An employee has been on stress leave for about 15 months. She has used all her personal leave, annual leave and long service leave, supplying medical certificates along the way. What are our options for dismissal?
Generally speaking, it is unlawful to terminate an employee’s employment on the basis of their temporary absence from work due to illness or injury. An exception is when the employee has been on leave for more than 3 months, or they have been absent for a total of 3 months in a 12-month period, and at least some part of that absence was on leave other than paid personal/carer’s leave (such as annual leave or unpaid leave). It appears that you may, in this instance, be past the 3-month mark when you are able to dismiss this employee. This would have to be on the basis that she does not have the capacity to perform the inherent requirements of the position (which includes being available to work) rather than some other discriminatory or unlawful reason (such as exercising her right to use personal leave). Of course, you would also need to observe unfair dismissal laws.

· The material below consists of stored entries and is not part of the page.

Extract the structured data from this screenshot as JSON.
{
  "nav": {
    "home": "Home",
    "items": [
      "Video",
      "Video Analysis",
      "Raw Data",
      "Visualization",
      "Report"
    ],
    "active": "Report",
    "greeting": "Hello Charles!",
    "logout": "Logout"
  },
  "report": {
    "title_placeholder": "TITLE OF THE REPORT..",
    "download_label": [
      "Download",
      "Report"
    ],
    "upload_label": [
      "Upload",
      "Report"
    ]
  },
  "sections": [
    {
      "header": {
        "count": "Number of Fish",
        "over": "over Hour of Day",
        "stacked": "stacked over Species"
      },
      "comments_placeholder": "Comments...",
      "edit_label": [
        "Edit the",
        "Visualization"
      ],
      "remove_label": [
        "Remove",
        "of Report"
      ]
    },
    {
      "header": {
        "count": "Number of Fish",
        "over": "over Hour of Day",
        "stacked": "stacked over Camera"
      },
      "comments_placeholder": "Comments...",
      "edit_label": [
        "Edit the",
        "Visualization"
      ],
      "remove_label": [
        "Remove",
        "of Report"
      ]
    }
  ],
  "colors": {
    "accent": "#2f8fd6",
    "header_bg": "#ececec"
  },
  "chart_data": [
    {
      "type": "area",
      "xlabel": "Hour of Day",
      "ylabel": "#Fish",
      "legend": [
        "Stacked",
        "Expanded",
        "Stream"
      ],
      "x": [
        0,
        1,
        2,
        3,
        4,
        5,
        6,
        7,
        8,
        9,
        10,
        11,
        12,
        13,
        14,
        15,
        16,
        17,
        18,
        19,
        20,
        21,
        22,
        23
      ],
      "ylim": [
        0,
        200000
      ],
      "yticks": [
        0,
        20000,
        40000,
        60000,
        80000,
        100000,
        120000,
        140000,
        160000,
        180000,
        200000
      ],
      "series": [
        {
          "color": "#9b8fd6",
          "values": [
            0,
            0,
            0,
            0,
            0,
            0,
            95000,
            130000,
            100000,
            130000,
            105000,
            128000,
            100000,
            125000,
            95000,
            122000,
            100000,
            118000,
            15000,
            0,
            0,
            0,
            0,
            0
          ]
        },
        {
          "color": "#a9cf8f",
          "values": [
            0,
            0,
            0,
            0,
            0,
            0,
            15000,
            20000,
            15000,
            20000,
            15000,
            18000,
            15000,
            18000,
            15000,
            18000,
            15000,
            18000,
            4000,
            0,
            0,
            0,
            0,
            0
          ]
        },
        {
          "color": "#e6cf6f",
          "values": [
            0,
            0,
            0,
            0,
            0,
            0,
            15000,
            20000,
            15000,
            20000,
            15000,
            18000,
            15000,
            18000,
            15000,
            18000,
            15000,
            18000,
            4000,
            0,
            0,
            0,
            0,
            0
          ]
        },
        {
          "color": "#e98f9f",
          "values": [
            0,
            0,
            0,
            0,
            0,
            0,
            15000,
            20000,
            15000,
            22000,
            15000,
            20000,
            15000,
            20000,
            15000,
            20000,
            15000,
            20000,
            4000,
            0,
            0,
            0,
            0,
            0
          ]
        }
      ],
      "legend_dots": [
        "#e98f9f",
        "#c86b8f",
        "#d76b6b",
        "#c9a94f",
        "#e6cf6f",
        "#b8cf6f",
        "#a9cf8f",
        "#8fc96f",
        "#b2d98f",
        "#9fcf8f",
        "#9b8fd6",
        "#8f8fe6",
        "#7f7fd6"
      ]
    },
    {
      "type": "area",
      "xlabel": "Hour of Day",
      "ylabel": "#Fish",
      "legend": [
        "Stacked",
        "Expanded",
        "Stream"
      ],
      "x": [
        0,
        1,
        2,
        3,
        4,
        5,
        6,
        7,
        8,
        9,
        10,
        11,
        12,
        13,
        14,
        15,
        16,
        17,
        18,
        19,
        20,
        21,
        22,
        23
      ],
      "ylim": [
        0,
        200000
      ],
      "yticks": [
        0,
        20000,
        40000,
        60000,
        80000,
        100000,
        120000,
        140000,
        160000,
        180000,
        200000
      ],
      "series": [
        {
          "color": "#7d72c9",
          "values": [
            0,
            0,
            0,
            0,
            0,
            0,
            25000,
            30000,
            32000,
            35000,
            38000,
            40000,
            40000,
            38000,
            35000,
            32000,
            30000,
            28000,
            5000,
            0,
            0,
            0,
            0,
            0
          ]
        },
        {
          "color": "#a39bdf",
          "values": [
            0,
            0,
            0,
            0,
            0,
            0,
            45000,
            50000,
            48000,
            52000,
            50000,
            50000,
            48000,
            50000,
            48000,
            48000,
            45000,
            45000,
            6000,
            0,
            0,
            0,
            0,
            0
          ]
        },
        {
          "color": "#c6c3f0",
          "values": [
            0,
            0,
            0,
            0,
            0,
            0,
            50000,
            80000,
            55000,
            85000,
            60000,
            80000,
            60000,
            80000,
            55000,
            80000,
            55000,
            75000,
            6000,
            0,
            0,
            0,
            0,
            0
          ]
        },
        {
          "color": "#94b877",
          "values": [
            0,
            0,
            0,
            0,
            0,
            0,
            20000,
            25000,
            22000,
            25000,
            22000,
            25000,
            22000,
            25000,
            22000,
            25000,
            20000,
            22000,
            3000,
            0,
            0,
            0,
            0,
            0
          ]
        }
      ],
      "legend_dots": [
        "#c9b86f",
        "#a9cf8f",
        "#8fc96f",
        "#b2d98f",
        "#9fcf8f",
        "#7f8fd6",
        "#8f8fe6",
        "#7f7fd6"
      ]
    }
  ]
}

You can make enquiries of the employee to see what adjustments she would need, within reason, to return to work in some capacity. This would include requesting medical certificates and, if necessary, asking for her consent to speak to her doctor. If there is no reasonable adjustment that you could make for the employee or if it becomes apparent that she will not be back to work at full capacity, you will need to revisit this issue with any new information available to you and make a further assessment as to whether you wish to proceed with dismissal on the basis of incapacity. You should appreciate that unfair dismissal laws require employers to give employees reasonable opportunity to respond to a proposed dismissal.
We recommend that you seek formal legal advice before taking any steps that are adverse to the employee, given the potential for liability for the business.